Nieuwe inzichten depressiebehandeling met kleine stroomstootjes
Neurowetenschapper Dore Loef onderzocht het werkingsmechanisme van elektroconversietherapie. (ECT). Haar onderzoek is erop gericht om de behandeling van depressie met ECT te personaliseren en te verbeteren. Dit kan bijdragen aan een weloverwogen gedeelde besluitvorming omtrent het al dan niet starten van ECT en destigmatisering van een soms zeer noodzakelijke behandeling.
Loef kwam tot de volgende inzichten wat betreft behandeling met ECT:
- Neuroplasticiteit (aanpassingsvermogen) in de hippocampus, een belangrijk hersengebied.
- Beïnvloeding van de balans tussen ontstekingswaarden en neurotrofines, stoffen die groei en herstel bevorderen.
- Cognitieve bijwerkingen op gebied van geheugen en executief functioneren op korte termijn.
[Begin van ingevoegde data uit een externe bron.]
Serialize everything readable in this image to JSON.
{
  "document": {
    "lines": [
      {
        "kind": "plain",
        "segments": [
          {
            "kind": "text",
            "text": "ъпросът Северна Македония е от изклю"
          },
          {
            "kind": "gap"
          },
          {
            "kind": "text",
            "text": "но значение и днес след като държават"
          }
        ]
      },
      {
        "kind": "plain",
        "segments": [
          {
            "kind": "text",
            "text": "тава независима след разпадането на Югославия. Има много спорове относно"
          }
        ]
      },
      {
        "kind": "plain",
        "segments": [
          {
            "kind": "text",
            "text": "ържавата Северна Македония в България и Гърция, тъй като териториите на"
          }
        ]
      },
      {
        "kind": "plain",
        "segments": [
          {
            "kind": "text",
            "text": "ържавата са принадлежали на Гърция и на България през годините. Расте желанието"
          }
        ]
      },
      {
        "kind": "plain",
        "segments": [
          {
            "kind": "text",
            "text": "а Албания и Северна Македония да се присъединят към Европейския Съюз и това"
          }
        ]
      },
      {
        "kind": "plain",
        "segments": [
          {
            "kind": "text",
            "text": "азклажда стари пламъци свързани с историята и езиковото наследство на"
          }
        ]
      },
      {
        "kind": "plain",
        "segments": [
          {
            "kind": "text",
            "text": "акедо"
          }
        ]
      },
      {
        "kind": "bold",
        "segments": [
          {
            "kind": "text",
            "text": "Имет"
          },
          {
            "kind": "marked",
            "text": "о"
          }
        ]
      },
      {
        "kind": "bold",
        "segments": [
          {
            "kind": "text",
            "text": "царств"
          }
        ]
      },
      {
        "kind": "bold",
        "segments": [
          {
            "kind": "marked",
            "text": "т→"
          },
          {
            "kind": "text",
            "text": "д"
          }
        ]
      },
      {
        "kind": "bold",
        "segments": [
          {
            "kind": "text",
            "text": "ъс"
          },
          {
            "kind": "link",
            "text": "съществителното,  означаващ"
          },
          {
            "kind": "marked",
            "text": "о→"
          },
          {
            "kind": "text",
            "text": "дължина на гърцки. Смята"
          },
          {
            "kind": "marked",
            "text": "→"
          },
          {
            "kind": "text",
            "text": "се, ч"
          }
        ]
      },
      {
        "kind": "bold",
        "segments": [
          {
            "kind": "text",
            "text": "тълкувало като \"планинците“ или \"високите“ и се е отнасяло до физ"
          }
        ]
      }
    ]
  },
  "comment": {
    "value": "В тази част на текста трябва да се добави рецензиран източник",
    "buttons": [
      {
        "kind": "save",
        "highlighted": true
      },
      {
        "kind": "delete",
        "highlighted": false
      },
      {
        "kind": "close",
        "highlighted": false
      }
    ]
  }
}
Na drie maanden wordt vaak een grote verbetering geconstateerd.
- De effectiviteit van ECT wordt voorspeld door factoren zoals hogere leeftijd, (genetische kwetsbaarheid voor) psychotische kenmerken, een kortere duur van de depressie en minder weerstand tegen medicatie.
- Daarnaast verschilt de sterkte van het elektrische veld in de hersenen door ECT per persoon door individuele factoren zoals schedeldikte, wat cognitieve bijwerkingen beïnvloed. Dit benadrukt de noodzaak om ECT beter op het individu af te stemmen.
Gerichtere behandeling
Volgens Loef helpt een beter begrip van het ECT-werkingsmechanisme en bewijs voor de veiligheid ervan om stigma te verminderen en de acceptatie te vergroten. Ook zijn gemakkelijk toegankelijke klinische voorspellers geïdentificeerd die de onzekerheid over ECT-resultaten kunnen verminderen en daarmee de klinische besluitvorming rond het wel of niet starten van ECT ondersteunen. Dit leidt mogelijk tot een persoonlijkere en gerichtere selectie van patiënten voor ECT. Daarnaast helpt kennis over cognitieve bijwerkingen bij betere voorlichting aan patiënten. Hoewel de meeste patiënten slechts kortdurende klachten ervaren, hebben sommigen langdurige problemen. Het is essentieel om dit goed te communiceren en passende begeleiding, zoals cognitieve strategietraining, te bieden. Verder zou het personaliseren van ECT parameters cognitieve bijwerkingen kunnen voorkomen. Ook doen we aanbevelingen voor cognitieve monitoring om patiënten optimaal te ondersteunen. Deze kennis kan op korte termijn al de behandelresultaten verbeteren en de toepassing van ECT in de praktijk verbeteren.
Onderzoeksmethoden
Loef gebruikte diverse methoden. In samenwerking met Nederlandse instellingen zette zij the Dutch ECT Consortium (DEC) op, bestaande uit klinische en onderzoekscohorten van academische ziekenhuizen, algemene ziekenhuizen en GGZ-instellingen, om een representatief beeld van de Nederlandse ECT-praktijk te krijgen. Daar kwamen in totaal 1892 patiënten met ernstige depressie uit. De grootte van de steekproef maakte het mogelijk voorspellingsmodellen te maken voor effectiviteit en cognitieve bijwerkingen.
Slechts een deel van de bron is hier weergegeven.